Фигура Олега введена Хлебниковым не «из летописей», не из сочинений русских историков, а именно из «Слова о полку Игореве», что подчеркнуто появлением ее непосредственно вслед за «цитатой» из «Слова». Этим Хлебников выражает свое согласие с концепцией автора «Слова», осудившего Олега за его «крамолу» против Земли Русской: «Тот ведь Олег мечом крамолу ковал и стрелы по земле сеял. Вступил в золотое стремя в Тмуторокани, а звон тот же слышал давний великий Ярослав… Тогда при Олеге Гориславиче засевалось и прорастало усобицами, погибало достояние Дажь-Божьего внука, в княжеских крамолах сокращались жизни людские». «Черна земля под копытами костьми была посеяна, а кровью полита; горем взошли они по Русской земле!»

Не исключено, что образ Олега, столь неожиданный в поэме об Астрахани, имеет здесь и чисто «фонический» генезис, связанный с деталями исторической топонимики названий Астрахани и Тмуторокани, о которых упоминает, в частности, Карамзин в «Истории государства Российского»: «Издревле, еще до начала Державы Российской, при устье Волги существовал город Козарский, знаменитый торговлею…», который «в наших летописях сделался известен под именем Асторокани…». «Тогдашние книжники», продолжает Карамзин, «считали Астрахань древним Тмутороканем, основываясь на сходстве имени»6. Еще более близок к мотиву «Слова» и хлебниковской трактовке проблемы единства и междоусобиц (в связи с образом Олега и топонимикой Астрахани) взгляд другого русского историка – С. М. Соловьева. Рассуждая о причинах похода Ивана IV на Астрахань и покорении Астраханского царства, Соловьев писал: «… Вспомнил царь о своем древнем отечестве: когда святой Владимир делил волости детям своим, то эту, Астрахань, называвшуюся тогда Тмутараканом, отдал сыну своему Мстиславу… а потом вследствие междоусобных браней русских государей перешла Астрахань в руки царей нечестивых ордынских»7.

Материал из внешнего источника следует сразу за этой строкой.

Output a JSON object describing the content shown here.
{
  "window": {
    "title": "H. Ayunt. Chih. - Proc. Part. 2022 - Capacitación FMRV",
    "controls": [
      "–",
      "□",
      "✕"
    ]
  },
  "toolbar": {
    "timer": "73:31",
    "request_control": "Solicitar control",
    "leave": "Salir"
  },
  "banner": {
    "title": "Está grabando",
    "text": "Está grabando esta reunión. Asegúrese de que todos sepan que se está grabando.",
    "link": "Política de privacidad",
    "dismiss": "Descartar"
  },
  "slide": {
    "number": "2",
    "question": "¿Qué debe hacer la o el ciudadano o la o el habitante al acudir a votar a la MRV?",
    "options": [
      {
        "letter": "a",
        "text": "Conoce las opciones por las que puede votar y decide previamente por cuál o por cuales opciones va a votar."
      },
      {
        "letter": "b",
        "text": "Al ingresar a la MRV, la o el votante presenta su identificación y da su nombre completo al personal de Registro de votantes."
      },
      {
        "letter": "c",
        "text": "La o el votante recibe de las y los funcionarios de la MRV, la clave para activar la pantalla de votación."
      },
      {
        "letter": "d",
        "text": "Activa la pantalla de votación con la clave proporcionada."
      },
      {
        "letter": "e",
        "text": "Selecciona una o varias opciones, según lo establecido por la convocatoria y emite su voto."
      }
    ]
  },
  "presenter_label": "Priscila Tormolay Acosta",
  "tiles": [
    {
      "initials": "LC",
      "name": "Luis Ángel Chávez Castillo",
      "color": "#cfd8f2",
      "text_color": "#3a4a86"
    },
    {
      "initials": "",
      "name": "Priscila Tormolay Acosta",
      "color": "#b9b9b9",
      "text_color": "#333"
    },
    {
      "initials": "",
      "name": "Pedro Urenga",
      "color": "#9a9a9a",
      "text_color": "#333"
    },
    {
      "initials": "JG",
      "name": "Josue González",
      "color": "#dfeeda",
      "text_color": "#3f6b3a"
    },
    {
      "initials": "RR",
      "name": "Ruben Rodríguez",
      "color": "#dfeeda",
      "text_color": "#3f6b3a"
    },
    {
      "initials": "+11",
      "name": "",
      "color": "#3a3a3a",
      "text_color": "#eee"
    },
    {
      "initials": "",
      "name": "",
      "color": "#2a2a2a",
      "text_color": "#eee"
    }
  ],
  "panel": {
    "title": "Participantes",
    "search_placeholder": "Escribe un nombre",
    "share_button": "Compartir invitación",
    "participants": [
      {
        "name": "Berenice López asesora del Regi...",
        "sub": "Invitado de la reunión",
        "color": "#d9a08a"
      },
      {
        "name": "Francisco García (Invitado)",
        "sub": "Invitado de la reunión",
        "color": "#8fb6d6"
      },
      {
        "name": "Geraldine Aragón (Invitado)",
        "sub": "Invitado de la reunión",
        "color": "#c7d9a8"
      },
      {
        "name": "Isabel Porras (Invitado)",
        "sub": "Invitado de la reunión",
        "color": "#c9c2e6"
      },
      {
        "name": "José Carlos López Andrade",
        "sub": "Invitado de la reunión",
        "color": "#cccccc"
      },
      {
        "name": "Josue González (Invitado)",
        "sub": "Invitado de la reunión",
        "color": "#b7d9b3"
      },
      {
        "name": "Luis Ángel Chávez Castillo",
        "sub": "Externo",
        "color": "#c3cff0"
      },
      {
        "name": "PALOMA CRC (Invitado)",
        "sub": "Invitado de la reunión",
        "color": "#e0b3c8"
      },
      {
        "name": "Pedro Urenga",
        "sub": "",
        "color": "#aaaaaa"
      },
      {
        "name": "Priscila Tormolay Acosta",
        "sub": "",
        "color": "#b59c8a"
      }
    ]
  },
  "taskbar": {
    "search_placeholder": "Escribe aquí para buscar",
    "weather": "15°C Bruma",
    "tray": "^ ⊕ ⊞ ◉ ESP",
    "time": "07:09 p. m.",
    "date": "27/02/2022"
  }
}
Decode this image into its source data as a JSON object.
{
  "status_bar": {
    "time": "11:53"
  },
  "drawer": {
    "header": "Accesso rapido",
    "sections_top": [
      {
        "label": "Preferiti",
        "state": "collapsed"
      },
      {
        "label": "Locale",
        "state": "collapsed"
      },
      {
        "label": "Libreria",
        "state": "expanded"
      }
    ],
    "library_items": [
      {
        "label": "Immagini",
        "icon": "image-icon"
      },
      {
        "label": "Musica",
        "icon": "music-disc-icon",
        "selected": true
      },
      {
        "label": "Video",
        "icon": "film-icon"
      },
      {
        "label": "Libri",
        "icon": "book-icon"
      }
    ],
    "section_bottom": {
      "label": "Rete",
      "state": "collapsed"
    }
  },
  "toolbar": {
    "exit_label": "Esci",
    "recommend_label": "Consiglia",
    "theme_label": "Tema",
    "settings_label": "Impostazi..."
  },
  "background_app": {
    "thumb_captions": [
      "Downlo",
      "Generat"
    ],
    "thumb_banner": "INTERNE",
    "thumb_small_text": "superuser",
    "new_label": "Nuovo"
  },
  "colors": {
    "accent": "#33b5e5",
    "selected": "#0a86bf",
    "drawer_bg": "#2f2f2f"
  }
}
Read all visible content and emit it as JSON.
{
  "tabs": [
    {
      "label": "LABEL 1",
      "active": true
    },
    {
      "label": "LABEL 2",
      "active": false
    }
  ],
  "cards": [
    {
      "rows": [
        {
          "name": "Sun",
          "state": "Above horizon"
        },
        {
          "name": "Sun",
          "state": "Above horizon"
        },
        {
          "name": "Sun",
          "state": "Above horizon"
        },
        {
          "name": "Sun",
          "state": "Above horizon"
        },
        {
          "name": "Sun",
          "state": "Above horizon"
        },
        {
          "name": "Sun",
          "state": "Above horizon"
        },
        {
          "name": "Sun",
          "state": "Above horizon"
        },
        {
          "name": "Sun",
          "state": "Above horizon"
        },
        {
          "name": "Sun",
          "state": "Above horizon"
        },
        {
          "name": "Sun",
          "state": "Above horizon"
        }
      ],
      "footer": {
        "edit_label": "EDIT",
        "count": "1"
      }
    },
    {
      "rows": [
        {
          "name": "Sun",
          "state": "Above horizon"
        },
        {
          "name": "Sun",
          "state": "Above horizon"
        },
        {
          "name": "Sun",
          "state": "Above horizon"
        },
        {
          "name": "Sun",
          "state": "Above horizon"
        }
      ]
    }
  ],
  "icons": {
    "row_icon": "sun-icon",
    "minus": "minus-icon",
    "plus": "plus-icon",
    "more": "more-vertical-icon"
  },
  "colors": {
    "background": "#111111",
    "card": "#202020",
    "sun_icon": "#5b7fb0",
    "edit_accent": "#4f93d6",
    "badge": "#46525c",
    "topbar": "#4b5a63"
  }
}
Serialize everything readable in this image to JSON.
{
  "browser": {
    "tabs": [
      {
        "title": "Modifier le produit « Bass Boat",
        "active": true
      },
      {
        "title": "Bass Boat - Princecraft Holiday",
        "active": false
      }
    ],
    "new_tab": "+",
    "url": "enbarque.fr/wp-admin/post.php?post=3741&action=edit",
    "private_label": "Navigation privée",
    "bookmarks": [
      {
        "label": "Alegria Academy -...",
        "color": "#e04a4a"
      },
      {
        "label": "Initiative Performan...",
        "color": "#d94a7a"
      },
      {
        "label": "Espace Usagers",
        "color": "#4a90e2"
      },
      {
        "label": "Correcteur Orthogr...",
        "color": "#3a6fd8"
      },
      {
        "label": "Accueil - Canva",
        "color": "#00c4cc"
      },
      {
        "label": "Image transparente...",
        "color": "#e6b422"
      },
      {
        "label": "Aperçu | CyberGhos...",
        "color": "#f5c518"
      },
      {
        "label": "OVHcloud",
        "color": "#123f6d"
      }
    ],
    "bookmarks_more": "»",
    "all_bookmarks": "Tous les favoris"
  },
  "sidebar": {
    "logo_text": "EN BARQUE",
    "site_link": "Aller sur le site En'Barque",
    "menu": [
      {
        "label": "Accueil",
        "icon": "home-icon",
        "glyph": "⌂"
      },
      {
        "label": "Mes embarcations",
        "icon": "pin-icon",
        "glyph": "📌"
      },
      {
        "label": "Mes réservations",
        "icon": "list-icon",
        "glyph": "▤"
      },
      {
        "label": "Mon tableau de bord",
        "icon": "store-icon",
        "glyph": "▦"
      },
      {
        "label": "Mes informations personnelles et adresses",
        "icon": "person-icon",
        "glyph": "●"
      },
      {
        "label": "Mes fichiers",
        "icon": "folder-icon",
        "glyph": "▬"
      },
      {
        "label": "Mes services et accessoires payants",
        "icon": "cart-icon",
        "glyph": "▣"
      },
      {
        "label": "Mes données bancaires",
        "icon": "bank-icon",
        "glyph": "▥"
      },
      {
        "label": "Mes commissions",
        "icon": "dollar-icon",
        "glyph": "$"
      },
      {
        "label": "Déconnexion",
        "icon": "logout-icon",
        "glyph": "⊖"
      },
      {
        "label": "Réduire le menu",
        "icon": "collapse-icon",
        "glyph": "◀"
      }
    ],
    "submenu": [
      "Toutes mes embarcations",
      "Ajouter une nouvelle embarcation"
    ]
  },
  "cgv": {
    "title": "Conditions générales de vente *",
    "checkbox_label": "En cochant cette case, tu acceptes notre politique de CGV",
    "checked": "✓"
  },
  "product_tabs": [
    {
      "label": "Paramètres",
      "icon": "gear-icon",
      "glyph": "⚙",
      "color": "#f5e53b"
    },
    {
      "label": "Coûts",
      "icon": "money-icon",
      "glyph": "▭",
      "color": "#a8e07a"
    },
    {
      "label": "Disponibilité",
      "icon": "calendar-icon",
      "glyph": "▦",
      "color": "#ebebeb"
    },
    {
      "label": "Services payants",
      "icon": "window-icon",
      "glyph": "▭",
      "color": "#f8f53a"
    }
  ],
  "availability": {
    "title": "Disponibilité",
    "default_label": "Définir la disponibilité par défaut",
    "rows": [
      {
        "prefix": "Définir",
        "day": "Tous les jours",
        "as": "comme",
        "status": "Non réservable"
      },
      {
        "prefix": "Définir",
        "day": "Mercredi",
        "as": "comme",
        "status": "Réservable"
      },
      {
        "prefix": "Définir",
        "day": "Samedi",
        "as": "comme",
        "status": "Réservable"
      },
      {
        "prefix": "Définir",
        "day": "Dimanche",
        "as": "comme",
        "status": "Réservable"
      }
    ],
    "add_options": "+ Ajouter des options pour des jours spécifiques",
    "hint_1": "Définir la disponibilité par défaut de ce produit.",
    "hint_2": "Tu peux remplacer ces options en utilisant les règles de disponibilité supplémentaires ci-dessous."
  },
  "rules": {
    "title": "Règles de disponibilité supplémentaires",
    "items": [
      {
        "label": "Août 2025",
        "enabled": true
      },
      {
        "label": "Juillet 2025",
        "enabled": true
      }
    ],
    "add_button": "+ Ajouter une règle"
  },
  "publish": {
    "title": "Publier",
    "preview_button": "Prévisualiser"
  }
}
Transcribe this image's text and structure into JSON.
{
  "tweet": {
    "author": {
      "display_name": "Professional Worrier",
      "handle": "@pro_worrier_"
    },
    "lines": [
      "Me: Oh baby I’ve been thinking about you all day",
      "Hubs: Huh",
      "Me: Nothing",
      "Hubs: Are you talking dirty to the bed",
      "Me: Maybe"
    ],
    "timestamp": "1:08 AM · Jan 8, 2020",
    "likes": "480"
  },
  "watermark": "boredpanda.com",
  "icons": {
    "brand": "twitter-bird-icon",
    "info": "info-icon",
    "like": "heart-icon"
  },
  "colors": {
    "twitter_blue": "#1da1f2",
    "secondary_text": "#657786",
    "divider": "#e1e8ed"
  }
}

Вспомним, что Олег у Хлебникова возникает именно в поэме об Астрахани и что, согласно «Слову», он «вступил в золотое стремя в Тмуторокани». Возможно, связь эта лишь условно-ономастическая, не выходящая за пределы звукоряда в область семантики8. Однако внимание Хлебникова к данной стороне поэтики, безусловно, сопрягалось здесь с глубоким осмыслением исторических источников, а это могло «прорасти» неожиданными ассоциативно-содержательными всходами в «Хаджи-Тархане».

По-видимому, так оно и произошло. Как это часто бывает у Хлебникова, «внезапная» ассоциация в художественном контексте произведения обретает глубокие исторические корни и иллюстрирует философское положение о взаимодействии случайного и закономерного. «Случайная» фигура Олега, не имеющего никакого отношения к локальной сфере поэмы Хлебникова (Астрахань, калмыцкие степи, бассейн Волги, Каспий и вся Прикаспийская зона), помогает постигнуть некоторые важные грани западно-восточной концепции поэта.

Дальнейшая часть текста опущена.